We announced today the launch of the most advanced and accurate whole genome sequencing test ever, the first one to leverage hybrid assembly at scale. The new test, named Whole GenomeH, provides a new genome assembly for each individual sequencing its genome, providing better alignment, superior detection of any type of variants, and better discoverability for the hard-to-reach regions of the DNA such as triplet expansions.
The hybrid genome GenomeH allows to expand the genetic conditions included in the study of the human whole genome.
“GenomeH is consistent with our mission to bridge the gap between science and everyday life in genomics,” Dante Labs CTO Mattia Capulli says. “Short reads and long reads together combine the benefits of the two technologies. The hybrid assembly is a synergy between two different ways to read the DNA, which compensate one another and dramatically enhance the understanding of the power of the genome.”

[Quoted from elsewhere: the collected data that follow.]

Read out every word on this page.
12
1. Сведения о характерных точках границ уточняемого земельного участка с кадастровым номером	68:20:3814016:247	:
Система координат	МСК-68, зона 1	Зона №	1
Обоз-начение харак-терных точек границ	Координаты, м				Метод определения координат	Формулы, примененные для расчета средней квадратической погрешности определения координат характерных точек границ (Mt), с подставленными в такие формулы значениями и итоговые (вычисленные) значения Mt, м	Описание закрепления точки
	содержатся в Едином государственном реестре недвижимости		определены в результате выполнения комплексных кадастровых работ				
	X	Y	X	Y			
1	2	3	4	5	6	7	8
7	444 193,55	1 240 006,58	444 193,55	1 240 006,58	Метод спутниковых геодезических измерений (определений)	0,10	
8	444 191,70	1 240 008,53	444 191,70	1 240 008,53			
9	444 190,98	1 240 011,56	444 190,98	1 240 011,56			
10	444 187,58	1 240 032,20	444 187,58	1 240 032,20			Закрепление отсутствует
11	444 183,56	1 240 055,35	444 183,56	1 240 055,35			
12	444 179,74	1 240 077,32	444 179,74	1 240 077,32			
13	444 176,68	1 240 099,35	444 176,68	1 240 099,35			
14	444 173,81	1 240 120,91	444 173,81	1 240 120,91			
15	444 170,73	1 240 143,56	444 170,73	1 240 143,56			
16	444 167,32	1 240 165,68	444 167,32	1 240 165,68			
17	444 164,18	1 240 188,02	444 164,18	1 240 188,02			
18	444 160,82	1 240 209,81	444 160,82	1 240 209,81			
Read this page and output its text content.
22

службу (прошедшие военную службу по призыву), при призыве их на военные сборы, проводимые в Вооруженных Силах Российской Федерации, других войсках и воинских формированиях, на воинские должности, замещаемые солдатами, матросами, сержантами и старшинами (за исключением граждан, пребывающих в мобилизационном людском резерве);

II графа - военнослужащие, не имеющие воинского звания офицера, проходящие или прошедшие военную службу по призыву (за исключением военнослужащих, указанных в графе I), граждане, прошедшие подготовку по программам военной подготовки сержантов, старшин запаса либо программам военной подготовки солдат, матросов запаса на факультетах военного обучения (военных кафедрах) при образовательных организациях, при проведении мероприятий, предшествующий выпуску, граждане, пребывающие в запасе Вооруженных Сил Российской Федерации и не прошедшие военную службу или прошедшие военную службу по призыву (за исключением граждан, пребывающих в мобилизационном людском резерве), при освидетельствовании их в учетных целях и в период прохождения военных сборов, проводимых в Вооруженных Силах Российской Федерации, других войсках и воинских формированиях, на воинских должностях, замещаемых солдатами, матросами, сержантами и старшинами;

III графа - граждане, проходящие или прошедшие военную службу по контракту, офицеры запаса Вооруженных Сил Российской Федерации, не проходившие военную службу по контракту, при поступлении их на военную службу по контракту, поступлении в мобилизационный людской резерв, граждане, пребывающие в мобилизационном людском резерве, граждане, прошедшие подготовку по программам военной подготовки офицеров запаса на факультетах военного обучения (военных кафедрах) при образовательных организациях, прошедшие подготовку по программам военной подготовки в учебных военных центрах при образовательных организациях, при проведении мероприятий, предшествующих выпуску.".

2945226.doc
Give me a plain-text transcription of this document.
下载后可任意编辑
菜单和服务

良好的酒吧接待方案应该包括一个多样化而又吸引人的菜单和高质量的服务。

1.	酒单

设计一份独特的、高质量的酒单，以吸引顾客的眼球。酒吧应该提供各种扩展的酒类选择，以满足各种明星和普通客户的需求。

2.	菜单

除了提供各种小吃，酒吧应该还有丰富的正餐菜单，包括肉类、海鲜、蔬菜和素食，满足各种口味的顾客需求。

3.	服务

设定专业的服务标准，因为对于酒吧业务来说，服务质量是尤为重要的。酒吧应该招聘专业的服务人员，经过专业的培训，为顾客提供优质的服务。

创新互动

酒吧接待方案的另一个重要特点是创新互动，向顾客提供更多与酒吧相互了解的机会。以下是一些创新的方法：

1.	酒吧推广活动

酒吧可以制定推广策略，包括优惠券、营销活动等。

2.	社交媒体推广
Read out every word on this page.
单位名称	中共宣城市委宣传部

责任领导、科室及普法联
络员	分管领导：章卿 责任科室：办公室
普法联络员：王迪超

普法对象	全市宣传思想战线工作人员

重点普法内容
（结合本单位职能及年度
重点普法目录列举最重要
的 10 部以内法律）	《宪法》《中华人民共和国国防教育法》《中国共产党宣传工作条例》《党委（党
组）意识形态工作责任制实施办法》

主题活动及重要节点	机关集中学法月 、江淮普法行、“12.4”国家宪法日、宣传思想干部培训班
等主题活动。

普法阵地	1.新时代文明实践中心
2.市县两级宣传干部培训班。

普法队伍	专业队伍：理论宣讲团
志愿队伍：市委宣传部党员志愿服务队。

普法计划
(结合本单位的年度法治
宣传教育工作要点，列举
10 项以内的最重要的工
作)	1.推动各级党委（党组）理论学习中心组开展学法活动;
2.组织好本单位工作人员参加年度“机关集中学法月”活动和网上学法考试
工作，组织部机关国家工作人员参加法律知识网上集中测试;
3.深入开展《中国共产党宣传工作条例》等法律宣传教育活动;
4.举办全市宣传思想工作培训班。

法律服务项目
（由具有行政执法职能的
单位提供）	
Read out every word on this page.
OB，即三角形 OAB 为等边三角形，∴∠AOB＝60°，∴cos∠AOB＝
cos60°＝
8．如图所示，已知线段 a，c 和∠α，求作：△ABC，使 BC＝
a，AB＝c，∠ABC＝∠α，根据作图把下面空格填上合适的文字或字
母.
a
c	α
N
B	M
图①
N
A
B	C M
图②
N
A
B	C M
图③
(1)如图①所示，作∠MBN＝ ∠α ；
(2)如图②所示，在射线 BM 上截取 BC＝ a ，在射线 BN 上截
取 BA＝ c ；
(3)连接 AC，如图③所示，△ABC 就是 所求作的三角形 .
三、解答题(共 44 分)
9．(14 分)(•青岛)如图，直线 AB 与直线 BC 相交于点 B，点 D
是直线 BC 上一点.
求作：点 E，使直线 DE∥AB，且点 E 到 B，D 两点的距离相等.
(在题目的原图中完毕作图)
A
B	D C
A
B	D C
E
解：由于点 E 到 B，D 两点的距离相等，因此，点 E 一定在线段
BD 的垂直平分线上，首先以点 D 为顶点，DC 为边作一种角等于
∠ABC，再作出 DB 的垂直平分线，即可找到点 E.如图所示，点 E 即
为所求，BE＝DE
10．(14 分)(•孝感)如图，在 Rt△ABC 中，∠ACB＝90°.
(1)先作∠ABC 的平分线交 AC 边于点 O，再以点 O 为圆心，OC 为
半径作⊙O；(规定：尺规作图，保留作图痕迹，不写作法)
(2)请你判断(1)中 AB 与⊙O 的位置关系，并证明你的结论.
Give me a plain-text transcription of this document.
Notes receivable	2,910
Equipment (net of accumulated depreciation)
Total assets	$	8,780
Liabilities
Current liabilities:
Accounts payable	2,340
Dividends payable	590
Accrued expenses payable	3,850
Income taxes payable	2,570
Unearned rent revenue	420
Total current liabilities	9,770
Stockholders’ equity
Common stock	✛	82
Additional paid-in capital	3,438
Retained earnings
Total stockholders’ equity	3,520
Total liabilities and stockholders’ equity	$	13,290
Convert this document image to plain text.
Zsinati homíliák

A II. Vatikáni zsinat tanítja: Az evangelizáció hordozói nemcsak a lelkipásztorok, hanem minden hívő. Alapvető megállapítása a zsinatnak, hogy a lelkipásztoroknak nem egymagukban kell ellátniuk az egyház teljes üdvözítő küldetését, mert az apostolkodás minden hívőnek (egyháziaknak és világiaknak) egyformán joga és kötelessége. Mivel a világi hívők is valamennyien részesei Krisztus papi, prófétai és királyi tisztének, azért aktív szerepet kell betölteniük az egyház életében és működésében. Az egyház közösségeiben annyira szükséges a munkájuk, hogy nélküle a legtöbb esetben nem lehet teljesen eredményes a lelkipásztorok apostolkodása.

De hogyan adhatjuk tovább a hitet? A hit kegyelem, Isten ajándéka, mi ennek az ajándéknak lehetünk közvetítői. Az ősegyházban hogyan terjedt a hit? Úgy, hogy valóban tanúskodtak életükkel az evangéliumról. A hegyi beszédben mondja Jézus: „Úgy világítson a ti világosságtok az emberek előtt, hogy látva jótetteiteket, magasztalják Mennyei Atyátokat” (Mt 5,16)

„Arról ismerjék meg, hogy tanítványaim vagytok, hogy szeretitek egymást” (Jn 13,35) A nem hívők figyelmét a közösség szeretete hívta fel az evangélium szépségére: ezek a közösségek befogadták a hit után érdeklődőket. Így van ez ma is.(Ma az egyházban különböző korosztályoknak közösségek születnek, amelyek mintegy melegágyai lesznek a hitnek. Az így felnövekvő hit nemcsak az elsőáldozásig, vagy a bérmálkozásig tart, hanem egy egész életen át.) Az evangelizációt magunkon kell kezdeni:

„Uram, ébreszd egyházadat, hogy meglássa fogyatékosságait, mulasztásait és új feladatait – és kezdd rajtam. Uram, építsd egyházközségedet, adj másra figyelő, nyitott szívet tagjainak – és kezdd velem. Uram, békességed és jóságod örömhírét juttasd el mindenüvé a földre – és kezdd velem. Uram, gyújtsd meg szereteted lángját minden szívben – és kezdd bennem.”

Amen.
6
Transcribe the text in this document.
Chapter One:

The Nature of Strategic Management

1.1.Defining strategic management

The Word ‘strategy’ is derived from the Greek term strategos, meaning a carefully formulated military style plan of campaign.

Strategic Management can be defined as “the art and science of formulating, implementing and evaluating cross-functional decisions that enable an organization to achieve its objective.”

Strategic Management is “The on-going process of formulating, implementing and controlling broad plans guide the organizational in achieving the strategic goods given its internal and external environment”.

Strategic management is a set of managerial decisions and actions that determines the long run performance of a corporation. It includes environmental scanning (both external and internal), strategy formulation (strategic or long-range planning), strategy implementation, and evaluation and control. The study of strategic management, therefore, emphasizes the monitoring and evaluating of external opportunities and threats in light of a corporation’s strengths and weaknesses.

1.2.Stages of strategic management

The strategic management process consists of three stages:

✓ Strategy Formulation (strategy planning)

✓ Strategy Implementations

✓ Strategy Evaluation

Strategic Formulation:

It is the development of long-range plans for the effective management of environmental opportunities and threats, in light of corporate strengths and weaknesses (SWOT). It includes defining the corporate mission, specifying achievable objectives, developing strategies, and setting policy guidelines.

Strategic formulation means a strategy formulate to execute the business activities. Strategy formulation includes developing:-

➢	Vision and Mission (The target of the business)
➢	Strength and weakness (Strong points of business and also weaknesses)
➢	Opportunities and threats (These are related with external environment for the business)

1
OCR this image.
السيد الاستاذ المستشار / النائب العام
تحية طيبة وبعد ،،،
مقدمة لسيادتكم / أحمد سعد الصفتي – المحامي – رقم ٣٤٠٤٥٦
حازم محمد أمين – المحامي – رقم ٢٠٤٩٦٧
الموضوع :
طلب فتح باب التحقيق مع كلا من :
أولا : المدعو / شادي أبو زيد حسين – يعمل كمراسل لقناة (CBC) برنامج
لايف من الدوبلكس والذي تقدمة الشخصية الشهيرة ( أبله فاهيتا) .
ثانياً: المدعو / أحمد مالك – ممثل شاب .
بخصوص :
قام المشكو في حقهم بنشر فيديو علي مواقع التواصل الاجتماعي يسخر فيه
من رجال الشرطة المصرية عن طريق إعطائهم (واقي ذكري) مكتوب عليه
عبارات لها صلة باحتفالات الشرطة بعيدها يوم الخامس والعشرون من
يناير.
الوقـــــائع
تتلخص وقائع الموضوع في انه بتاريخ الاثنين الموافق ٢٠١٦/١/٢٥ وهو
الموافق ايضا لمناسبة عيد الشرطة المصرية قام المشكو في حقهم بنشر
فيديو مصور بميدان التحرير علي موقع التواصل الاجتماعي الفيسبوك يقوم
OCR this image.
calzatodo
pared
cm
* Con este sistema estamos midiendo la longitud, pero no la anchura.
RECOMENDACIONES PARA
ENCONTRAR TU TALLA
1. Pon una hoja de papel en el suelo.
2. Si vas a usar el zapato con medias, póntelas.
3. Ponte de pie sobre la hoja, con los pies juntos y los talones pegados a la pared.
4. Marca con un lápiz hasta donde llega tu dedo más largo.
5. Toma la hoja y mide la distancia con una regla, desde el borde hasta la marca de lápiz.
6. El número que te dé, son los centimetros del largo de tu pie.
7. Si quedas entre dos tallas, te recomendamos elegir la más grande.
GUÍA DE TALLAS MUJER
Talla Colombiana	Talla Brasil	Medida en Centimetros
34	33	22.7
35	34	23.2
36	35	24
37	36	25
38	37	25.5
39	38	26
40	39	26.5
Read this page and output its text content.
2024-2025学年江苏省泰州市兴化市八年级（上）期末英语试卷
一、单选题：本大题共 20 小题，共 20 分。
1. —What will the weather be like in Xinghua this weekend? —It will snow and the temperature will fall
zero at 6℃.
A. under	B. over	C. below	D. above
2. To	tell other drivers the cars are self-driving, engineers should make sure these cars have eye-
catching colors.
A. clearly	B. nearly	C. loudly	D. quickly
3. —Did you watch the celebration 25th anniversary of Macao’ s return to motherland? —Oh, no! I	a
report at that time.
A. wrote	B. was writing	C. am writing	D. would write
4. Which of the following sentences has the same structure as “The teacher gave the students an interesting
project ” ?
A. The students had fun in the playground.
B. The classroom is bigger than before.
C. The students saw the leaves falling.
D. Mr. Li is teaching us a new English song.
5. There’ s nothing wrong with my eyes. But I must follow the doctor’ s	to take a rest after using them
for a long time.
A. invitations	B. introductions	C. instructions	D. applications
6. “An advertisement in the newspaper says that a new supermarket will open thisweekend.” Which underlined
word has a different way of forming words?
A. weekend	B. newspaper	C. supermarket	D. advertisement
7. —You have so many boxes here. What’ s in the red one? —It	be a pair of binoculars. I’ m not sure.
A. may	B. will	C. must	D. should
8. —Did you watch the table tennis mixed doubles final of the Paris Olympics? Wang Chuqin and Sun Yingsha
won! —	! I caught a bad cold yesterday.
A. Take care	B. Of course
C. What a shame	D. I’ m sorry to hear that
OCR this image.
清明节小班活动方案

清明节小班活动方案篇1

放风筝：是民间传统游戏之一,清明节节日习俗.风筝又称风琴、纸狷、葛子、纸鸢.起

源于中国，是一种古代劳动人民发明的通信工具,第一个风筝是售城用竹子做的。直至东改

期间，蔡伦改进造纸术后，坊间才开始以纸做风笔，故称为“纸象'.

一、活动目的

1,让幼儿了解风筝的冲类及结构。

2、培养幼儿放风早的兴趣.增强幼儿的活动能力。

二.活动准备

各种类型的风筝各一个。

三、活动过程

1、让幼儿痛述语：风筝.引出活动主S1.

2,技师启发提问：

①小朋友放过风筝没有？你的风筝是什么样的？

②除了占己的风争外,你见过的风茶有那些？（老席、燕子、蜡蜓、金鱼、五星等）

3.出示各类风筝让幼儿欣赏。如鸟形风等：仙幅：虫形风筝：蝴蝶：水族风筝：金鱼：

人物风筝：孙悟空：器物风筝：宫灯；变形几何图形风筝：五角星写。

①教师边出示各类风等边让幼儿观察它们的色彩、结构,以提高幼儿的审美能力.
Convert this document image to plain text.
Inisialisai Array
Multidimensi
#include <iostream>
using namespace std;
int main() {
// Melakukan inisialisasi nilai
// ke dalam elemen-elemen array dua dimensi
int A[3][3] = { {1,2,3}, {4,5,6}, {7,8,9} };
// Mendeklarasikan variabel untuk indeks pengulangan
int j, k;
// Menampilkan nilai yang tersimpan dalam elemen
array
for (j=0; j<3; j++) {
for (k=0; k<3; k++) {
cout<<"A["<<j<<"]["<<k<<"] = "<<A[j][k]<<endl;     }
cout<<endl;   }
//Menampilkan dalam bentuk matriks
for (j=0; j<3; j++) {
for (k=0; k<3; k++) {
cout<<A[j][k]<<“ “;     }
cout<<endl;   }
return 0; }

The test was developed in-house, in Dante Labs state-of-the-art European sequencing center, using both Illumina NovaSeq and Oxford Nanopore PromethION technologies.
“Today we are closer to the perfect world where all genetic tests will be based on whole genome sequencing,” Dante Labs CEO Andrea Riposati says. “The team worked hard in these past months to develop new approaches to sequencing and to train our algorithms to map short reads to long reads, outperforming any precision and accuracy level that we witnessed before. We are proud to offer this service just below $2,000 for the benefits of scientific research, medical practice, healthcare and individuals.”
The price of Whole GenomeH is $1,999 or €1,799.